Cork oaks and cork oak forests are found in Portugal, Spain, Algeria, Morocco, Italy, Tunisia, and France. Cork oak forests have an abundant flora and fauna. About 135 different plant species per square kilometer and over two hundred animal species live amongst the cork oaks. These include the endangered Iberian lynx, Barbary deer and Iberian imperial eagle. For this reason the WWF par their ecological value to those of the Amazon, Borneo, and the Andes. Since the roots of cork oaks prevent soil erosion, they help prevent desertification. In the meanwhile, their barks – being fire retardant – form a natural barrier against forest fires. Also, the forests play a great part in combating climate change. It is estimated that cork forests retain a total of 14 million tons of carbon dioxide per year. A sizeable contribution to reducing the effects of greenhouse gas emissions.
The delicate process of cork harvesting has not changed since centuries. It requires only one tool, an axe. And the delicate hand of who handles it. The skill needed for correctly harvesting cork is very high. As a result cork farmers are the highest paid agricultural workers in the world.
When a cork oak reaches maturity, its bark begins to separate naturally. Farmers knock on the bark to hear which parts are ready to be taken off. After which they use their axe to make vertical and then horizontal cuts in parts of the bark, creating planks. These cork planks are taken off without harming the tree. Cork is always harvested between May and August, because during this time the tree is in its most active growth phase which makes harvest easier.

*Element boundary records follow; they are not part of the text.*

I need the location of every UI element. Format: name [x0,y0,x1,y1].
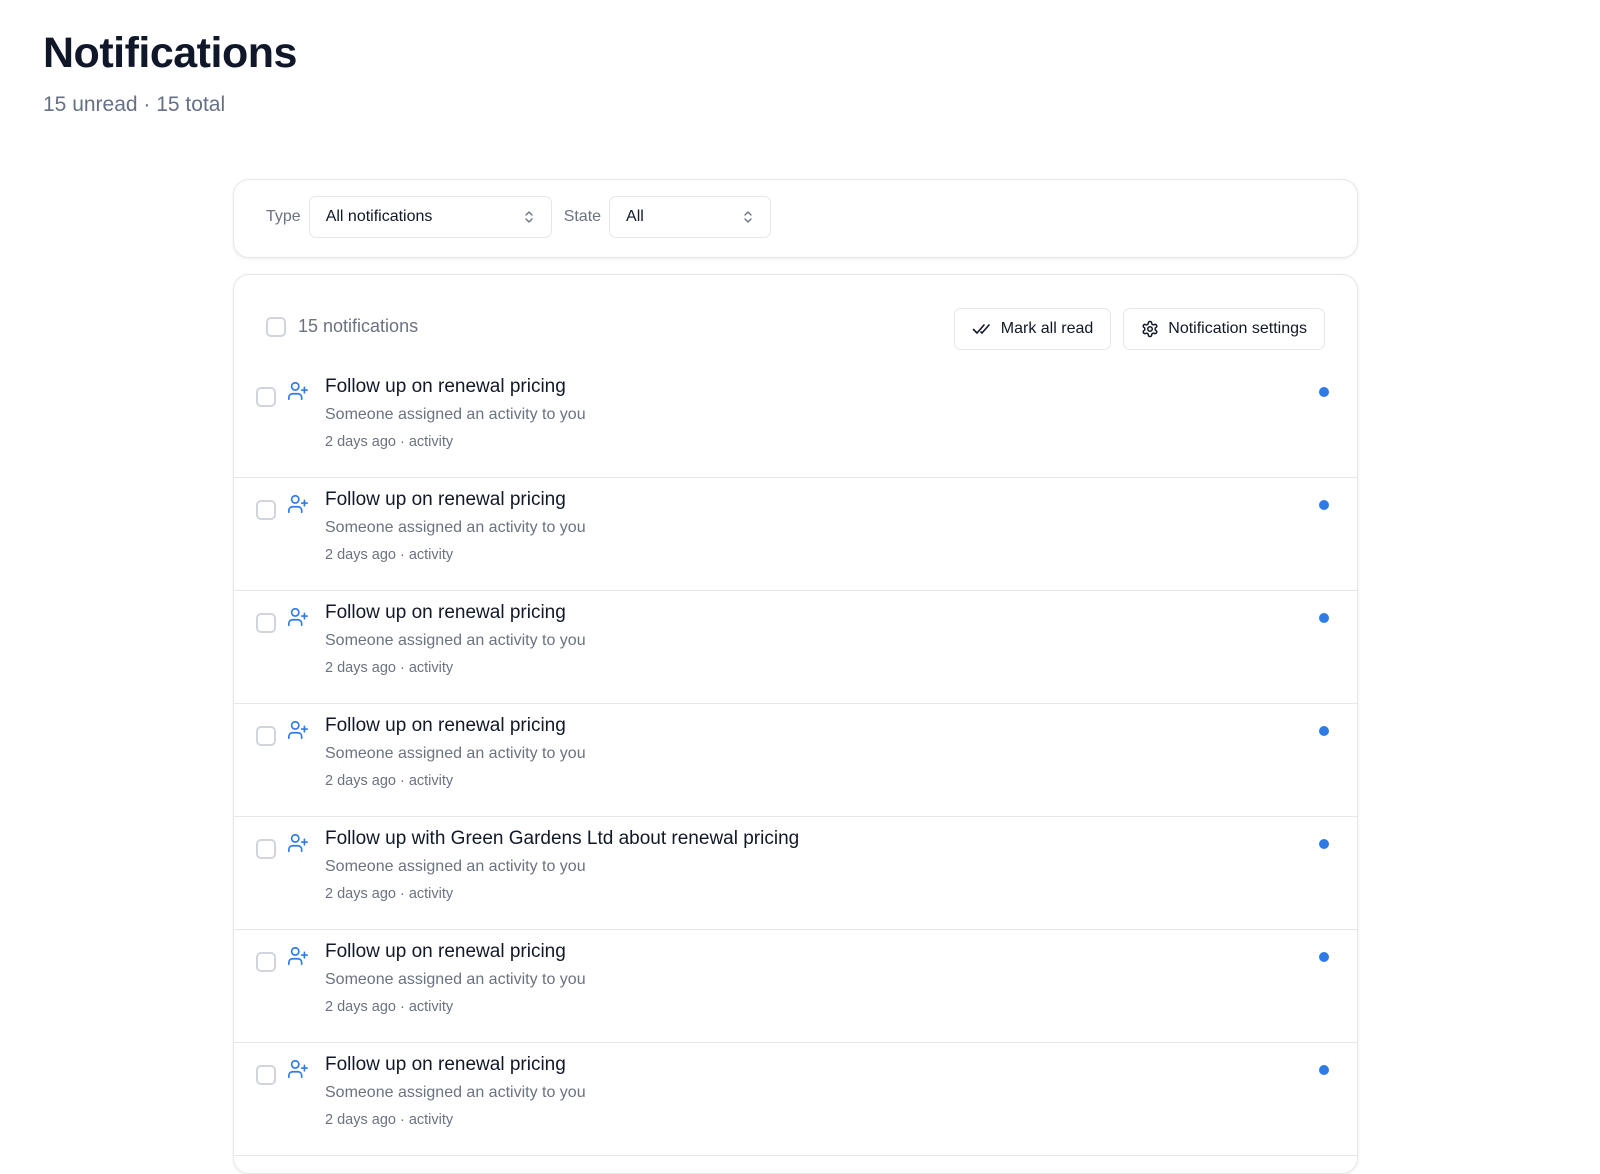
notification-description: Someone assigned an activity to you [325,971,586,988]
state-filter-label: State [563,208,602,225]
notification-description: Someone assigned an activity to you [325,519,586,536]
double-check-icon [972,324,990,334]
row-checkbox[interactable] [256,1065,276,1085]
notification-settings-label: Notification settings [1168,320,1307,337]
type-select-value: All notifications [325,208,433,225]
row-checkbox[interactable] [256,387,276,407]
notification-row[interactable]: Follow up on renewal pricing Someone ass… [234,930,1357,1043]
user-plus-icon [288,833,308,853]
unread-indicator [1319,952,1329,962]
chevron-up-down-icon [524,211,533,223]
unread-indicator [1319,839,1329,849]
notification-meta: 2 days ago · activity [325,434,454,450]
notification-title: Follow up on renewal pricing [325,489,566,510]
notification-meta: 2 days ago · activity [325,547,454,563]
row-checkbox[interactable] [256,500,276,520]
unread-indicator [1319,726,1329,736]
mark-all-read-button[interactable]: Mark all read [953,308,1112,350]
user-plus-icon [288,607,308,627]
filter-bar: Type All notifications State All [233,179,1358,258]
notification-list-card: 15 notifications Mark all read Notificat… [233,274,1358,1174]
filter-row: Type All notifications State All [266,196,772,238]
row-checkbox[interactable] [256,839,276,859]
notification-rows: Follow up on renewal pricing Someone ass… [234,365,1357,1156]
notification-title: Follow up on renewal pricing [325,715,566,736]
notification-row[interactable]: Follow up with Green Gardens Ltd about r… [234,817,1357,930]
notification-meta: 2 days ago · activity [325,660,454,676]
unread-indicator [1319,500,1329,510]
notification-title: Follow up with Green Gardens Ltd about r… [325,828,800,849]
notification-title: Follow up on renewal pricing [325,376,566,397]
type-select[interactable]: All notifications [308,196,552,238]
row-checkbox[interactable] [256,952,276,972]
notification-row[interactable]: Follow up on renewal pricing Someone ass… [234,365,1357,478]
list-header: 15 notifications Mark all read Notificat… [266,308,1325,350]
unread-indicator [1319,613,1329,623]
notification-description: Someone assigned an activity to you [325,858,586,875]
notification-meta: 2 days ago · activity [325,886,454,902]
notification-row[interactable]: Follow up on renewal pricing Someone ass… [234,478,1357,591]
notification-title: Follow up on renewal pricing [325,602,566,623]
header-actions: Mark all read Notification settings [953,308,1325,350]
notification-title: Follow up on renewal pricing [325,941,566,962]
user-plus-icon [288,946,308,966]
type-filter-label: Type [266,208,301,225]
unread-indicator [1319,1065,1329,1075]
state-select[interactable]: All [609,196,772,238]
user-plus-icon [288,381,308,401]
notification-count: 15 notifications [298,315,419,336]
notification-meta: 2 days ago · activity [325,1112,454,1128]
unread-indicator [1319,387,1329,397]
notification-meta: 2 days ago · activity [325,999,454,1015]
chevron-up-down-icon [744,211,752,223]
notification-description: Someone assigned an activity to you [325,406,586,423]
row-checkbox[interactable] [256,726,276,746]
select-all-checkbox[interactable] [266,317,286,337]
notification-description: Someone assigned an activity to you [325,1084,586,1101]
page-subtitle: 15 unread · 15 total [43,93,226,116]
row-checkbox[interactable] [256,613,276,633]
notification-description: Someone assigned an activity to you [325,632,586,649]
notification-row[interactable]: Follow up on renewal pricing Someone ass… [234,1043,1357,1156]
page-title: Notifications [43,29,297,77]
notification-row[interactable]: Follow up on renewal pricing Someone ass… [234,704,1357,817]
notification-settings-button[interactable]: Notification settings [1123,308,1325,350]
mark-all-read-label: Mark all read [1000,320,1094,337]
notification-description: Someone assigned an activity to you [325,745,586,762]
gear-icon [1142,320,1158,338]
notification-row[interactable]: Follow up on renewal pricing Someone ass… [234,591,1357,704]
notification-meta: 2 days ago · activity [325,773,454,789]
user-plus-icon [288,720,308,740]
user-plus-icon [288,494,308,514]
state-select-value: All [626,208,644,225]
notification-title: Follow up on renewal pricing [325,1054,566,1075]
user-plus-icon [288,1059,308,1079]
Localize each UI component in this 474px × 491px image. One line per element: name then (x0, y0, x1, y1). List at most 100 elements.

After the bark has been taken off, a cork oak will regenerate its naturally. During this regeneration period the tree absorbs about five times more CO2, because it uses carbon to grow its bark. After about 9-12 years, the bark is grown back fully and the tree can be harvested again. Since a cork oak lives up to two hundred years, one tree can be harvested about 16 times. This makes the cork industry one of the finest examples of traditional, sustainable land use.
Because protection of the forests depend on their economic value. Over the last decades the use of plastic wine stoppers has increased. Consequently the use of of cork stoppers decreased. There is a risk that without a demand for cork the forest will eventually be converted into more profitable land uses. We want to avoid this because a decrease in cork oaks will probably lead to an increase in forests fires, loss of biodiversity and desertification. Also, a great deal of people will no longer be able to depend on cork oaks for their livelihoods.